The Motet Across Generations

After Bach, for a long time it goes quiet. The motet tradition loses ground to greater vocal forms, to the opera, to the choral symphony. In the Romantic movement, songs are also less spiritual, seeking more inspiration from secular poetry. Until Felix Mendelssohn picks up the genre in the 19th century again. Although he did not have a particularly religious upbringing, Mendelssohn threw himself with heart and soul into the Protestant musical tradition, and he sets Psalm 2 to music in Warum toben die Heiden.

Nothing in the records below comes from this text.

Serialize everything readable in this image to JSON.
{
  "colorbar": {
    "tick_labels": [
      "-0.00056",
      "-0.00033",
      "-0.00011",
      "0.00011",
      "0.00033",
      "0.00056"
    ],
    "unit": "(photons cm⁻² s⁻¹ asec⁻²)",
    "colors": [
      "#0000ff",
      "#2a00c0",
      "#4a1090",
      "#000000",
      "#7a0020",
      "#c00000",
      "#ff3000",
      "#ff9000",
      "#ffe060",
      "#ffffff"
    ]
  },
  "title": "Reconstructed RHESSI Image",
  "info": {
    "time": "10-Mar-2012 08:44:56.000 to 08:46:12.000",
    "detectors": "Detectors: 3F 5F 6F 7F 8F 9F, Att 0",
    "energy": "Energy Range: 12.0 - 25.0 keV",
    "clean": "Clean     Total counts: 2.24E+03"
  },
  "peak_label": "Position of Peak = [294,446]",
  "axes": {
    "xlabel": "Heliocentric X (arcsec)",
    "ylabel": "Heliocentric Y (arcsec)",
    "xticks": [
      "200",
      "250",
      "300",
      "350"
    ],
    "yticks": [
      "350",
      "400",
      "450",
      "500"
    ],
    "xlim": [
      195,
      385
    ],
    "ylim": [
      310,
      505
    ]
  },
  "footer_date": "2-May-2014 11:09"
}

'Why do the heathen rage, and the people imagine a vain thing? The kings of the earth set themselves, and the rulers take counsel together, against the Lord, and against his anointed, saying, Let us break their bands asunder, and cast away their cords from us.'

In Mendelssohn that threatening text is reflected in the tense polyphony, sharp rhythms and tight imitations. And yet there is no trace of baroque bombast here. Everything remains clear, balanced, classical. The motet is not being reinvented here, but it is being taken seriously once more.

Fast forward one generation and it is Johannes Brahms who reaches for the motet, though he does it very much in his own style. In his Fest- und Gedenksprüche he writes music to three texts from the Old and New Testament. The composer wrote the jubilant work as a result of his recognition as an honorary citizen of his home town Hamburg. As a result the music exudes a certain majestic power. But Brahms would not be Brahms if there were not a double meaning in it. Behind the monumental character there is a dose of melancholy, as if with these bible verses the composer is also trying to hold on to a world that is slowly vanishing. The Hamburg of his youth no longer exists, and maybe that's why he is also casting a musical glance over his shoulder. As if to make it clear to the listener: look what we've lost.

So, in large part, the motet remains – even today with composers like Arvo Pärt and Morten Lauridsen – a timeless form in which composers try to sum up life with all its challenges. It is no coincidence that so many motets have the theme of death, solace and salvation. The form lends itself to introspection, silence, but also to subtle grandeur. No wonder it keeps surfacing whenever composers really have something to say.